L’intervention d’Esther Benbassa sur la proposition de loi visant à instituer une évaluation médicale à la conduite pour les conducteurs de 70 ans et plus (13 juin 2013)

crédit photo: ladepeche.fr

Proposition de loi visant à instituer une évaluation médicale à la conduite pour les conducteurs de 70 ans et plus

Discussion générale

Jeudi 13 juin 2013

Monsieur le Président,

Madame la Ministre,

Mes chèr-E-s collègues,

 

La proposition de loi que nous examinons aujourd’hui vise à instituer une évaluation médicale à la conduite pour les conducteurs de 70 ans et plus.

75 ans si l’un des amendements du rapporteur est adopté.

A première vue, l’objectif semble utile, puisque l’adoption de ce texte permettrait, selon nos collègues de l’UDI-UC, « de contribuer à l’abaissement de la mortalité routière ».

La mortalité sur les routes reste un fléau dans notre pays et toute mesure permettant d’éviter des accidents et des morts inutiles doit être votée sans considération partisane.

Chacun a un parent, un grand parent, un oncle ou une tante qui continue de conduire alors qu’il est avec le temps devenu « un véritable danger public ».

Ni les émotions ni les images sensationnelles des accidents commis par des personnes âgées ne doivent pas guider le législateur. La gauche, pendant la précédente mandature s’est fréquemment élevée contre le mécanisme consistant à élaborer une loi à chaque fait-divers, aussi terrible soit-il.

La proposition de loi dont nous débattons aujourd’hui n’est pas anodine et doit être envisagée sous tous ses aspects.

On ne peut le nier, certaines personnes continuent de conduire alors qu’elles devraient s’arrêter, parce que leur vue et leur ouïe baissent, parce que leurs réflexes diminuent.

Mais si elles continuent à conduire c’est bien souvent par nécessité.
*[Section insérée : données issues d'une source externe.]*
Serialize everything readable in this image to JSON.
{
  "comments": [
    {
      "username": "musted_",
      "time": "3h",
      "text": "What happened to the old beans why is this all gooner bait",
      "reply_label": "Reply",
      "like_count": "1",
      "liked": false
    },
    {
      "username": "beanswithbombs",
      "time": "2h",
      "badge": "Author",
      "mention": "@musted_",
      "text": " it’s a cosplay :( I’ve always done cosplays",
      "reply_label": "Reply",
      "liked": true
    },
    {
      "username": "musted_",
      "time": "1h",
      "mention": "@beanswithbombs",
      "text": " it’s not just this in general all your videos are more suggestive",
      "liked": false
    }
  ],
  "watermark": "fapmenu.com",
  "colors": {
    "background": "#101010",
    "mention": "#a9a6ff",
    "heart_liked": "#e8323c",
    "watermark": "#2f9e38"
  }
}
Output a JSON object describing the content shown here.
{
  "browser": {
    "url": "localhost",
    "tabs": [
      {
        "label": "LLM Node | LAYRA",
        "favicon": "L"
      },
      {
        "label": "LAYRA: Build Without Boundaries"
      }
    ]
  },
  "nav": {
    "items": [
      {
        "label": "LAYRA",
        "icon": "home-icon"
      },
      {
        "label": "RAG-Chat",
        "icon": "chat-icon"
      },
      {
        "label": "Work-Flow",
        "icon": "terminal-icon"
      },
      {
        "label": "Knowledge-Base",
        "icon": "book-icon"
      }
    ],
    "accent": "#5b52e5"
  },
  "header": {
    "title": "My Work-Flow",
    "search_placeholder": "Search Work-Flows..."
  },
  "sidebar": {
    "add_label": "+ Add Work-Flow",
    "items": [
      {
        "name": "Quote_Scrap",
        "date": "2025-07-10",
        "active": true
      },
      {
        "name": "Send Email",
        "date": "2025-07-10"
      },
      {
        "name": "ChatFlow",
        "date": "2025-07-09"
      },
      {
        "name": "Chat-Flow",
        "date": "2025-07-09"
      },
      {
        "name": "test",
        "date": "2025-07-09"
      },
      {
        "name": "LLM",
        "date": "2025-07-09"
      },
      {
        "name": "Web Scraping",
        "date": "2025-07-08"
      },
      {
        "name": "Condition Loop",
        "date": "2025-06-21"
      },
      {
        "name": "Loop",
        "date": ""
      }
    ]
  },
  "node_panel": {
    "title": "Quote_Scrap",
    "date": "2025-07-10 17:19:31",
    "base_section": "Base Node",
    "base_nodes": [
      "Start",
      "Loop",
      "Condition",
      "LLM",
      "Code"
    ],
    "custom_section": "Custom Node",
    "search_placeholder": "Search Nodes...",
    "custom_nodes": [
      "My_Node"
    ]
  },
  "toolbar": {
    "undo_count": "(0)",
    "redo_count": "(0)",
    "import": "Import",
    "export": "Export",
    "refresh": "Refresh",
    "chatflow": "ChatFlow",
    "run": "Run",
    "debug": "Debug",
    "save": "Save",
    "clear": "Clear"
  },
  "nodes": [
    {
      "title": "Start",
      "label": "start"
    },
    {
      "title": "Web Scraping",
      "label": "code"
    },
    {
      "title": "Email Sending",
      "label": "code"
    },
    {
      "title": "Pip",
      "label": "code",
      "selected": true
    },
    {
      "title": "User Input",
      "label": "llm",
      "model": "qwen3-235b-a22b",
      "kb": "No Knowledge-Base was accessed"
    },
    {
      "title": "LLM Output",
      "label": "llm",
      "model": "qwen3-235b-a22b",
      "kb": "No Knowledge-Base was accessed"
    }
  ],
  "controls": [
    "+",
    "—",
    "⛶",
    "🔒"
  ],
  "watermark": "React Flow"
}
La voiture reste, en dehors des grandes villes, un moyen indispensable pour aller faire ses courses, se rendre chez le médecin ou tout simplement avoir une vie sociale.

Imposer un contrôle médical aux conducteurs vieillissants, pourquoi pas. Mais cela n’a pas de sens s’ils ne sont pas pris en charge dans leurs déplacements quotidiens.

On le sait, la population française vieillit. Cela rend la question de l’autonomie et de la mobilité capitale dans une société qui manque cruellement d’infrastructures pour accueillir les plus âgés.

De surcroît, rien ne permet de dire, aujourd’hui, que les conducteurs âgés de plus de 70 ans seraient à l’origine de plus d’accidents que les autres.

Au contraire, les seniors n’ont pas tendance à conduire ivres ou sous l’emprise de drogues et nombreux sont ceux qui, se sentant moins capables, modifient leurs habitudes, arrêtent de conduire la nuit ou de prendre l’autoroute.

Les accidents graves impliquant des personnes âgées ne sont pas toujours liés l’âge du conducteur.

Comme le relèvent les députés Armand Jung et Philippe Houillon dans un rapport d’information remis en 2012, « ce n’est pas un quelconque malaise du conducteur octogénaire qui est à l’origine du drame de Loriol qui a coûté la vie, le 29 novembre 2002, à cinq pompiers drômois, mais le très grand excès de vitesse dont il s’est rendu coupable au volant d’un véhicule très puissant, aux abords d’un accident signalé ».

La question de l’aptitude à conduire est légitime mais elle doit se poser à tous et à tous âges et il semble au groupe écologiste que la sanction et la stigmatisation du vieillissement ne peuvent être des solutions.

Nous considérons que c’est l’entourage et surtout le médecin traitant qui sont les plus à même d’alerter une personne sur la diminution de ses capacités.

Le texte que nous examinons propose que ce soit un médecin agréé de la Préfecture qui rédige le certificat médical d’aptitude. Mais celui-ci n’est pas forcément le mieux situé pour évaluer la capacité à conduire, n’ayant jamais rencontré la personne auparavant.

De surcroît, tout le monde n’habite pas dans une ville où se trouve une Préfecture et dans bien des territoires, il faudra s’y rendre en voiture.

Le groupe écologiste a donc déposé un amendement demandant que, si le texte devait être adopté, ce soit le médecin traitant qui se charge de déterminer l’aptitude à conduire.

Parallèlement et parce que nous croyons que c’est la prévention qui peut durablement changer les comportements, nous avons déposé un amendement demandant que des campagnes de sensibilisation aux risques routiers liés au vieillissement soient menées divers canaux.

Si cette proposition de loi a le mérite de susciter un débat de société et une réflexion salutaires, pour toutes les raisons que je viens d’évoquer et notamment pour ne pas inscrire dans la loi une discrimination liée à l’âge, le groupe écologiste ne votera pas cette proposition de loi.